D: Sei anche autore di colonne sonore: com’è il dover scrivere “su commissione” e in cosa si differenzia dallo scrivere brani nati dalla pura e semplice ispirazione (immagino libera da “obblighi”)?
R: Se si lavora con autori con cui si è in sintonia non va bene la parola “commissione”, è più corretto parlare di condivisioni e sguardo comune. È come fare una ricerca insieme: trovare fonti e farsi guidare dalle indicazioni della sceneggiatura, vedere le immagini, sentirle, conoscere il sentimento dell’autore e mettersi a suo fianco.

D: Cosa invece ti porta a cimentarti come attore?
R: Recitare è un gioco serio fatto di studio e abnegazione. Sono un principiante ma volenteroso. Mi metto volentieri a servizio di progetti in cui credo e che possano far crescere il mio bagaglio culturale e umano, per questo faccio una selezione molto attenta delle proposte.

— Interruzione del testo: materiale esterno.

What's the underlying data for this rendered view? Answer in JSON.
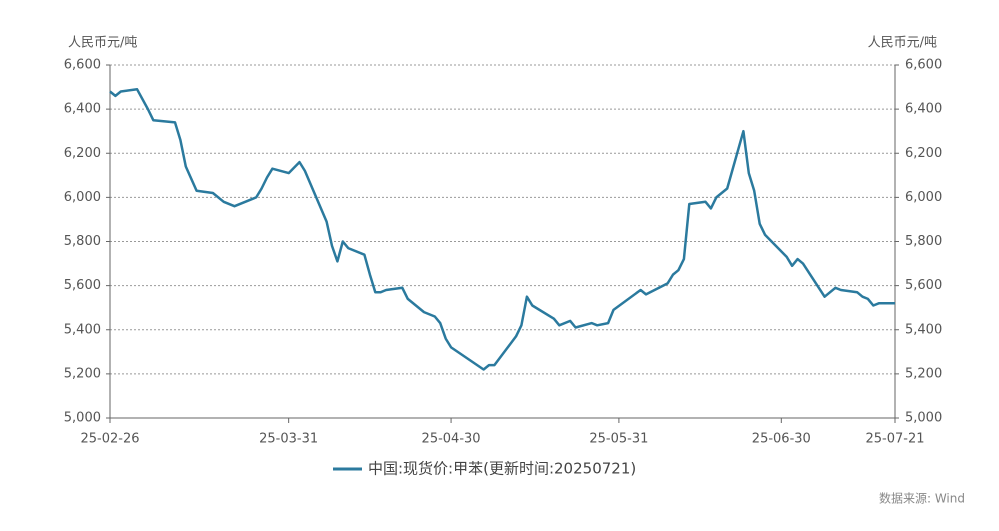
{
  "chart_data": {
    "type": "line",
    "y_label": "人民币元/吨",
    "y2_label": "人民币元/吨",
    "source": "数据来源: Wind",
    "x": [
      "25-02-26",
      "25-02-27",
      "25-02-28",
      "25-03-03",
      "25-03-05",
      "25-03-06",
      "25-03-10",
      "25-03-11",
      "25-03-12",
      "25-03-14",
      "25-03-17",
      "25-03-19",
      "25-03-21",
      "25-03-25",
      "25-03-26",
      "25-03-27",
      "25-03-28",
      "25-03-31",
      "25-04-02",
      "25-04-03",
      "25-04-07",
      "25-04-08",
      "25-04-09",
      "25-04-10",
      "25-04-11",
      "25-04-14",
      "25-04-15",
      "25-04-16",
      "25-04-17",
      "25-04-18",
      "25-04-21",
      "25-04-22",
      "25-04-25",
      "25-04-27",
      "25-04-28",
      "25-04-29",
      "25-04-30",
      "25-05-06",
      "25-05-07",
      "25-05-08",
      "25-05-12",
      "25-05-13",
      "25-05-14",
      "25-05-15",
      "25-05-19",
      "25-05-20",
      "25-05-22",
      "25-05-23",
      "25-05-26",
      "25-05-27",
      "25-05-29",
      "25-05-30",
      "25-06-04",
      "25-06-05",
      "25-06-09",
      "25-06-10",
      "25-06-11",
      "25-06-12",
      "25-06-13",
      "25-06-16",
      "25-06-17",
      "25-06-18",
      "25-06-20",
      "25-06-23",
      "25-06-24",
      "25-06-25",
      "25-06-26",
      "25-06-27",
      "25-07-01",
      "25-07-02",
      "25-07-03",
      "25-07-04",
      "25-07-08",
      "25-07-10",
      "25-07-11",
      "25-07-14",
      "25-07-15",
      "25-07-16",
      "25-07-17",
      "25-07-18",
      "25-07-21"
    ],
    "series": [
      {
        "name": "中国:现货价:甲苯(更新时间:20250721)",
        "color": "#2b7a9e",
        "values": [
          6480,
          6460,
          6480,
          6490,
          6400,
          6350,
          6340,
          6260,
          6140,
          6030,
          6020,
          5980,
          5960,
          6000,
          6040,
          6090,
          6130,
          6110,
          6160,
          6120,
          5890,
          5780,
          5710,
          5800,
          5770,
          5740,
          5650,
          5570,
          5570,
          5580,
          5590,
          5540,
          5480,
          5460,
          5430,
          5360,
          5320,
          5220,
          5240,
          5240,
          5370,
          5420,
          5550,
          5510,
          5450,
          5420,
          5440,
          5410,
          5430,
          5420,
          5430,
          5490,
          5580,
          5560,
          5610,
          5650,
          5670,
          5720,
          5970,
          5980,
          5950,
          6000,
          6040,
          6300,
          6110,
          6030,
          5880,
          5830,
          5730,
          5690,
          5720,
          5700,
          5550,
          5590,
          5580,
          5570,
          5550,
          5540,
          5510,
          5520,
          5520
        ]
      }
    ],
    "xlim": [
      "25-02-26",
      "25-07-21"
    ],
    "xticks": [
      "25-02-26",
      "25-03-31",
      "25-04-30",
      "25-05-31",
      "25-06-30",
      "25-07-21"
    ],
    "ylim": [
      5000,
      6600
    ],
    "yticks": [
      {
        "value": 5000,
        "label": "5,000"
      },
      {
        "value": 5200,
        "label": "5,200"
      },
      {
        "value": 5400,
        "label": "5,400"
      },
      {
        "value": 5600,
        "label": "5,600"
      },
      {
        "value": 5800,
        "label": "5,800"
      },
      {
        "value": 6000,
        "label": "6,000"
      },
      {
        "value": 6200,
        "label": "6,200"
      },
      {
        "value": 6400,
        "label": "6,400"
      },
      {
        "value": 6600,
        "label": "6,600"
      }
    ],
    "y2lim": [
      5000,
      6600
    ],
    "y2ticks": [
      {
        "value": 5000,
        "label": "5,000"
      },
      {
        "value": 5200,
        "label": "5,200"
      },
      {
        "value": 5400,
        "label": "5,400"
      },
      {
        "value": 5600,
        "label": "5,600"
      },
      {
        "value": 5800,
        "label": "5,800"
      },
      {
        "value": 6000,
        "label": "6,000"
      },
      {
        "value": 6200,
        "label": "6,200"
      },
      {
        "value": 6400,
        "label": "6,400"
      },
      {
        "value": 6600,
        "label": "6,600"
      }
    ],
    "grid": true
  }
}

D: Com’è andata poi a finire la questione con Antonio Albanese?
R: Dopo qualche reticenza iniziale la produzione ha pagato per l’utilizzo di una mia canzone. Si trattava di un progetto cinematografico molto lontano dal mio immaginario espressivo. Era corretto farlo notare ai più distratti e ai superficiali inseguitori del successo facile.

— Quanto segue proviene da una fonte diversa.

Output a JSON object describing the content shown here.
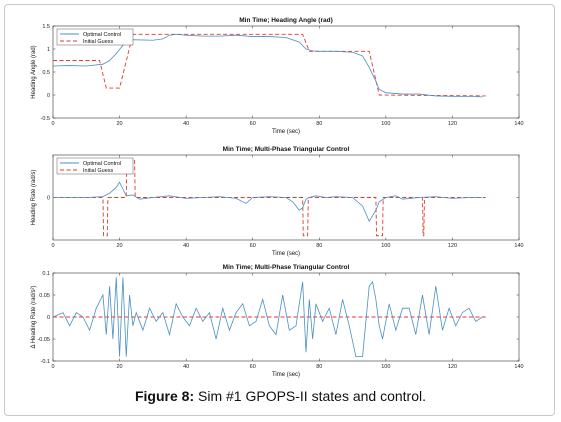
{
  "figure": {
    "caption_bold": "Figure 8:",
    "caption_text": "Sim #1 GPOPS-II states and control."
  },
  "colors": {
    "optimal": "#4a90c2",
    "guess": "#e0392b",
    "axis": "#333333",
    "zero_line": "#111111"
  },
  "chart_data": [
    {
      "type": "line",
      "title": "Min Time; Heading Angle (rad)",
      "xlabel": "Time (sec)",
      "ylabel": "Heading Angle (rad)",
      "xlim": [
        0,
        140
      ],
      "ylim": [
        -0.5,
        1.5
      ],
      "xticks": [
        "0",
        "20",
        "40",
        "60",
        "80",
        "100",
        "120",
        "140"
      ],
      "yticks": [
        "-0.5",
        "0",
        "0.5",
        "1",
        "1.5"
      ],
      "legend": {
        "position": "top-left",
        "entries": [
          "Optimal Control",
          "Initial Guess"
        ]
      },
      "series": [
        {
          "name": "Optimal Control",
          "style": "solid",
          "x": [
            0,
            5,
            10,
            15,
            17,
            19,
            21,
            22,
            23,
            25,
            30,
            33,
            35,
            37,
            40,
            45,
            50,
            55,
            60,
            65,
            70,
            74,
            76,
            78,
            80,
            85,
            90,
            93,
            95,
            97,
            98,
            100,
            105,
            110,
            115,
            120,
            125,
            129
          ],
          "y": [
            0.63,
            0.64,
            0.63,
            0.67,
            0.75,
            0.9,
            1.08,
            1.15,
            1.2,
            1.2,
            1.19,
            1.22,
            1.3,
            1.32,
            1.3,
            1.28,
            1.28,
            1.3,
            1.27,
            1.27,
            1.25,
            1.15,
            1.0,
            0.96,
            0.95,
            0.95,
            0.93,
            0.85,
            0.6,
            0.3,
            0.12,
            0.05,
            0.02,
            0.02,
            -0.02,
            -0.03,
            -0.03,
            -0.04
          ]
        },
        {
          "name": "Initial Guess",
          "style": "dashed",
          "x": [
            0,
            14,
            16,
            19,
            20,
            24,
            75,
            77,
            95,
            98,
            130
          ],
          "y": [
            0.75,
            0.75,
            0.15,
            0.15,
            0.15,
            1.32,
            1.32,
            0.95,
            0.95,
            0.0,
            -0.02
          ]
        }
      ]
    },
    {
      "type": "line",
      "title": "Min Time; Multi-Phase Triangular Control",
      "xlabel": "Time (sec)",
      "ylabel": "Heading Rate (rad/s)",
      "xlim": [
        0,
        140
      ],
      "ylim": [
        -0.5,
        0.5
      ],
      "xticks": [
        "0",
        "20",
        "40",
        "60",
        "80",
        "100",
        "120",
        "140"
      ],
      "yticks": [
        "0"
      ],
      "legend": {
        "position": "top-left",
        "entries": [
          "Optimal Control",
          "Initial Guess"
        ]
      },
      "series": [
        {
          "name": "Optimal Control",
          "style": "solid",
          "x": [
            0,
            10,
            15,
            17,
            19,
            20,
            21,
            22,
            24,
            26,
            30,
            35,
            40,
            45,
            50,
            55,
            58,
            60,
            65,
            70,
            72,
            74,
            75,
            76,
            77,
            79,
            82,
            85,
            90,
            93,
            95,
            97,
            98,
            100,
            103,
            105,
            110,
            115,
            120,
            125,
            129
          ],
          "y": [
            0,
            0,
            0.01,
            0.05,
            0.12,
            0.18,
            0.1,
            0.02,
            0.03,
            -0.02,
            0,
            0.02,
            -0.01,
            0.0,
            0.01,
            -0.01,
            -0.07,
            0.0,
            0.01,
            0.0,
            -0.05,
            -0.15,
            -0.12,
            -0.02,
            0.0,
            0.02,
            0.0,
            0.01,
            0.0,
            -0.1,
            -0.28,
            -0.15,
            -0.05,
            0.0,
            0.02,
            -0.02,
            0.0,
            0.01,
            -0.01,
            0.0,
            0.0
          ]
        },
        {
          "name": "Initial Guess",
          "style": "dashed",
          "x": [
            0,
            15,
            15.2,
            16.3,
            16.5,
            22,
            22.2,
            24.5,
            24.7,
            75,
            75.2,
            76.5,
            76.7,
            97,
            97.2,
            99,
            99.2,
            111,
            111.2,
            111.4,
            111.6,
            130
          ],
          "y": [
            0,
            0,
            -0.45,
            -0.45,
            0,
            0,
            0.45,
            0.45,
            0,
            0,
            -0.45,
            -0.45,
            0,
            0,
            -0.45,
            -0.45,
            0,
            0,
            -0.45,
            -0.45,
            0,
            0
          ]
        }
      ]
    },
    {
      "type": "line",
      "title": "Min Time; Multi-Phase Triangular Control",
      "xlabel": "Time (sec)",
      "ylabel": "Δ Heading Rate (rad/s²)",
      "xlim": [
        0,
        140
      ],
      "ylim": [
        -0.1,
        0.1
      ],
      "xticks": [
        "0",
        "20",
        "40",
        "60",
        "80",
        "100",
        "120",
        "140"
      ],
      "yticks": [
        "-0.1",
        "-0.05",
        "0",
        "0.05",
        "0.1"
      ],
      "series": [
        {
          "name": "Optimal Control",
          "style": "solid",
          "x": [
            0,
            3,
            5,
            7,
            9,
            11,
            13,
            15,
            16,
            17,
            18,
            19,
            20,
            21,
            22,
            23,
            24,
            25,
            27,
            29,
            31,
            33,
            35,
            37,
            39,
            41,
            43,
            45,
            47,
            49,
            51,
            53,
            55,
            57,
            59,
            61,
            63,
            65,
            67,
            69,
            71,
            73,
            75,
            76,
            77,
            78,
            79,
            81,
            83,
            85,
            87,
            89,
            91,
            93,
            95,
            96,
            97,
            98,
            99,
            101,
            103,
            105,
            107,
            109,
            111,
            113,
            115,
            117,
            119,
            121,
            123,
            125,
            127,
            129
          ],
          "y": [
            0,
            0.01,
            -0.02,
            0.01,
            0,
            -0.03,
            0.02,
            0.05,
            -0.04,
            0.07,
            -0.05,
            0.09,
            -0.09,
            0.09,
            -0.09,
            0.05,
            -0.02,
            0.01,
            -0.03,
            0.02,
            -0.01,
            0.01,
            -0.04,
            0.03,
            0,
            -0.02,
            0.02,
            -0.01,
            0.01,
            -0.05,
            0.02,
            -0.03,
            0.01,
            0.03,
            -0.02,
            -0.01,
            0.04,
            -0.02,
            -0.04,
            0.05,
            -0.03,
            -0.02,
            0.08,
            -0.08,
            0.04,
            -0.05,
            0.03,
            -0.01,
            0.02,
            -0.04,
            0.04,
            -0.02,
            -0.09,
            -0.09,
            0.07,
            0.08,
            0.04,
            -0.02,
            -0.05,
            0.03,
            -0.03,
            0.02,
            0.02,
            -0.04,
            0.05,
            -0.04,
            0.07,
            -0.03,
            0.02,
            -0.02,
            0.01,
            0.02,
            -0.01,
            0.0
          ]
        },
        {
          "name": "Initial Guess",
          "style": "dashed",
          "x": [
            0,
            130
          ],
          "y": [
            0,
            0
          ]
        }
      ]
    }
  ]
}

D: Credi che il personaggio di Cetto Laqualunque porti effettivamente la gente a riflette su problematiche delicate come quella della corruzione politica e della mafia o pensi che alle masse arrivi solo il personaggio macchiettistico del “pilu” e degli altri tormentoni che poco hanno a che fare con la satira socio-politica?
R: Sistematicamente il successo è accostato ad una riduzione della qualità dei prodotti che si vendono. Tutti pensano che il pubblico sia onnivoro e mangiatore di merda. Io non la penso così. Chi riduce le proprie qualità pensando di favorire la diffusione nel grande pubblico seriale alla fine riduce sé stesso, diventa banale, scontato e ripetitivo. Ma questo si vede e si sente sopratutto nel tempo. Si percepisce una caduta del senso preoccupante a favore della risata priva di contenuto che spesso fa ridere in un perimetro molto contenuto.

D: Tante collaborazioni, da Finaz della Bandabardò (che ha prodotto il tuo primo album solista) a  Roy Paci, Sergio Cammariere, Pau dei Negrita: c’è qualche artista in particolare, magari anche giovane, che segui e con cui ti piacerebbe collaborare in futuro?
R: Da poco ho scoperto un gruppo di italiani che stanno a Parigi, i Guappecarto: straordinari.

D: Progetti attuali e futuri?
R: Proseguire il lavoro sul canto civile proseguendo il cammino all’estero puntando su progetti di qualità fatti di incontri preziosi.